6/11/11

Never

Never in my life did I think I would spend so much time at the hospital.   Three surgeries for the hubby since March 18 and many many many trips to various doctors and labs for tests.

Never in my life did I think I would be able to read a post-surgery medical report and actually understand 90% of it.  

Never did I think that I would have to really and truly think about what "DNR" means to my family - that by far was the scariest moment of the ordeal and one of the moments that is forever engrained in my memory.

Never did I believe that I would have to remind medical professionals that their job is to treat the patient, NOT recite policy to the patient over and over and over again.  

Never did I think I would have to pull more strength from the depths of myself so often in a short time. 

Never did I think my hubby would have to endure such pain for so long and be brave enough to put on a happy face for our children.  I dont know how he stays so positive and patient through it all....I am so proud of him.  

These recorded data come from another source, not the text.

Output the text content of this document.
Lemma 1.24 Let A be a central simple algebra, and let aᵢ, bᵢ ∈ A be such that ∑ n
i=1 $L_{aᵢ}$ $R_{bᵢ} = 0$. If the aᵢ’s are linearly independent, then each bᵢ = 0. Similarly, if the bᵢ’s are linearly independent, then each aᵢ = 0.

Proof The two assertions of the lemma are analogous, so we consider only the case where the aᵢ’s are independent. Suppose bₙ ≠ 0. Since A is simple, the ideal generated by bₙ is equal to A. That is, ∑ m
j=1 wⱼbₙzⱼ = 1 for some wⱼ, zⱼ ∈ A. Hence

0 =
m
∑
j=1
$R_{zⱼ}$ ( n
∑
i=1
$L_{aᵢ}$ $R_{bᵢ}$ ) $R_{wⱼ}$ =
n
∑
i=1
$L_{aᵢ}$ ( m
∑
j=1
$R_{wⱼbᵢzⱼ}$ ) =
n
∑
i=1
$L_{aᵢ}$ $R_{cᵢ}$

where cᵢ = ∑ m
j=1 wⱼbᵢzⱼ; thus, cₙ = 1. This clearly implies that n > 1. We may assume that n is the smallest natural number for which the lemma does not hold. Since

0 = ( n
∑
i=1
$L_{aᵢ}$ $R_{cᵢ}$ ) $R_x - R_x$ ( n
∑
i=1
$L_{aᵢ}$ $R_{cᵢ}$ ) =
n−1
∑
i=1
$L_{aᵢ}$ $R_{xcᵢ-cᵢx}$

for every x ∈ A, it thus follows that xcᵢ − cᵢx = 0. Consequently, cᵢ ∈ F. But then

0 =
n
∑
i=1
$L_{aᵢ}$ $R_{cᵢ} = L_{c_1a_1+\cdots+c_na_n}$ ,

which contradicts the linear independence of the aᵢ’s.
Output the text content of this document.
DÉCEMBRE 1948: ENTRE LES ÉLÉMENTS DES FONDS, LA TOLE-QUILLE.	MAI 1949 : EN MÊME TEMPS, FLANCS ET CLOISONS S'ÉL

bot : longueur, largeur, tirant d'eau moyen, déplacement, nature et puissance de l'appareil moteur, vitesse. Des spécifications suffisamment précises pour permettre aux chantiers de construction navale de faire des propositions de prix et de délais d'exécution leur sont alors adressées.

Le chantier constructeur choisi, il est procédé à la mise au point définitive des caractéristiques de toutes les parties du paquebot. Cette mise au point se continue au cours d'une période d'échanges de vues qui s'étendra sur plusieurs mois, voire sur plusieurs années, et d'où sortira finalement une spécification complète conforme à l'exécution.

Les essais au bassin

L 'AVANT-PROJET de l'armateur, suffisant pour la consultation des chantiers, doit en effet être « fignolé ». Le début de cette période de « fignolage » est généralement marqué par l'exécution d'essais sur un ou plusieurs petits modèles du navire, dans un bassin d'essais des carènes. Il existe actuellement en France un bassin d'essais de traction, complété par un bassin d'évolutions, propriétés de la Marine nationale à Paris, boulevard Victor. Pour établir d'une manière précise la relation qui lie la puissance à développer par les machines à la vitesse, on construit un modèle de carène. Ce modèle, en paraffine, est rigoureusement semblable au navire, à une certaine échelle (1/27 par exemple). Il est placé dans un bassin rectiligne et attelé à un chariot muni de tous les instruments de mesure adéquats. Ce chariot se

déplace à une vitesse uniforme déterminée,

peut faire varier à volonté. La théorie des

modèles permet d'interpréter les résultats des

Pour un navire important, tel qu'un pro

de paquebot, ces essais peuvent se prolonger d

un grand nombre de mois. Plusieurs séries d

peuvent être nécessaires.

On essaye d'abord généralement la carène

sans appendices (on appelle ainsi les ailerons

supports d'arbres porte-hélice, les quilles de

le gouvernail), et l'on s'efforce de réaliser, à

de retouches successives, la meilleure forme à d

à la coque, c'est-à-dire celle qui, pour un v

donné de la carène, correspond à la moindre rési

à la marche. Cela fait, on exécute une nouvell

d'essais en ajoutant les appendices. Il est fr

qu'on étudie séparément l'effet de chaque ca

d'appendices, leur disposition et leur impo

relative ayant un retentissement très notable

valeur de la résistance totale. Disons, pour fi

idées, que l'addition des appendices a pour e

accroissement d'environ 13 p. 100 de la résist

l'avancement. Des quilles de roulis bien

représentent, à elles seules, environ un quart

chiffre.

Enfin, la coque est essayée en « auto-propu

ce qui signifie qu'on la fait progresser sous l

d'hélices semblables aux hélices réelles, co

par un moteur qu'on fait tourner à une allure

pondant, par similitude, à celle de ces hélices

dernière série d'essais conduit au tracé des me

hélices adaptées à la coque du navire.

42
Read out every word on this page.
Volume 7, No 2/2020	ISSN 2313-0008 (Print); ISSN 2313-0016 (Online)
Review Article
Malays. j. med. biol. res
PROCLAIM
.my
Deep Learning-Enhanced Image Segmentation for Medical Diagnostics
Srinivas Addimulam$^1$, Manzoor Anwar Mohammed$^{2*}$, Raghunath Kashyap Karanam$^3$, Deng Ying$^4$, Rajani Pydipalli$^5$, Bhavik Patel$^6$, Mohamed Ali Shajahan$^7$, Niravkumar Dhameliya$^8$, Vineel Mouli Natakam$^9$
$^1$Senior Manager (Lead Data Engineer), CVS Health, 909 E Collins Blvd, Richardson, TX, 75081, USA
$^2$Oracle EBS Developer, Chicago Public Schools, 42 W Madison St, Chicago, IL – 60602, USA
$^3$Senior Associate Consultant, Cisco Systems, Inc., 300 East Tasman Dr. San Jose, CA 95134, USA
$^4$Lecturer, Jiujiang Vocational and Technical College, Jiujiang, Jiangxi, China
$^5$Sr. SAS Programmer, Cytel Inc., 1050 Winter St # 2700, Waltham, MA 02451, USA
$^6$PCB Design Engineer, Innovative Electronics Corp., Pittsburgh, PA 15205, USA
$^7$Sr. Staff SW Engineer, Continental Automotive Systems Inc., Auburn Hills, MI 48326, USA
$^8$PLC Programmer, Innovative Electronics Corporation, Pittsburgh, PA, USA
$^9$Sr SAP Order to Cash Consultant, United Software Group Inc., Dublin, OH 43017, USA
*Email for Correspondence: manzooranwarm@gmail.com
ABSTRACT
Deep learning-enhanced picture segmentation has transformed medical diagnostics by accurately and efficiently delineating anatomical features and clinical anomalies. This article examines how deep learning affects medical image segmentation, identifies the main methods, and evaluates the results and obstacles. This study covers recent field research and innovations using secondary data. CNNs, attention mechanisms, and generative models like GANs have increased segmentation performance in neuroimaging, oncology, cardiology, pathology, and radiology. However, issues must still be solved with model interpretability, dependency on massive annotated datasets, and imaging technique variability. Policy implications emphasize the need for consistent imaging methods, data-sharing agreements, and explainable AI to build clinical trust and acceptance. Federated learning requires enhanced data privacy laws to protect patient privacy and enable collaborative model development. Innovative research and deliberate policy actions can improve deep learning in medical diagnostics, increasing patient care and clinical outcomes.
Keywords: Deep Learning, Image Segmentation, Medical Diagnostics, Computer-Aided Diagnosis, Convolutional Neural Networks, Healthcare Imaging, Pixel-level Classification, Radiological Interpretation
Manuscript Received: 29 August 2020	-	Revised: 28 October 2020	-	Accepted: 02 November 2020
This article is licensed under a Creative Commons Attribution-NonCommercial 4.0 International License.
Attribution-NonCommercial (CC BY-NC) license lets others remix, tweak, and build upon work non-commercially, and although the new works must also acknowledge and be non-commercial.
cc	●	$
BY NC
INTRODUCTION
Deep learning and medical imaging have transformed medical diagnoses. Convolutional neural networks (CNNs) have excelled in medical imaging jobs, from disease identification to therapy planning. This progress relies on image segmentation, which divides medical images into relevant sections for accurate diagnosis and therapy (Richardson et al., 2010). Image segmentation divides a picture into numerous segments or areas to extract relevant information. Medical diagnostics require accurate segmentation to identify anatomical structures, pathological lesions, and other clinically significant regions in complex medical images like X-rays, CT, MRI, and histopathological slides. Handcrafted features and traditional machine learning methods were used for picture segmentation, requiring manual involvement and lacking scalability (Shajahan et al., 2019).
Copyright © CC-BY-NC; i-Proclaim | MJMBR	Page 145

Never did I realize how lonely a recovery like this can be but how amazing friendships grow and some relationships are never the same during the most trying times.  

Never did I think I would need so much help from my family to simply get through a day - whether its just calling to check in on me or helping with daycare pickups and drop-offs and even sitting in hospital waiting rooms until 3am.  We would not make it through the days without such support and love. 

Never was I so proud of myself, my children, and my hubby --- this has been the most terrifying, stressful, traumatic experience of my life (and I am sure I can speak for my hubby in that as well) but we have pulled together and our little family is stronger than ever. Grace is amazing -- going with the flow on days when we aren't sure what the doctors have in mind and helping around the house as much as a 7 year old can.  And thankfully Will is a portable and good baby --- loves his car seat and stroller and can sleep anywhere!  I am learning to ask for help (something I just don't do often) and I am learning who in my life I can truly call for that help at any time of any day.  Sometimes learning that hurts -- sometimes its surprising.  

I dont know what the end of this ordeal looks like or even when to expect the end.  But I do know that we are doing the best we can to move life forward, even if we have to carry a wound vac with us for 6 more weeks or if some of the quality family time is spent playing checkers in a hospital room.  

And I know never to say never.  

1 comment:

laura said...

you...and your husband...are the strongest people i know. welcome home (again!) bill!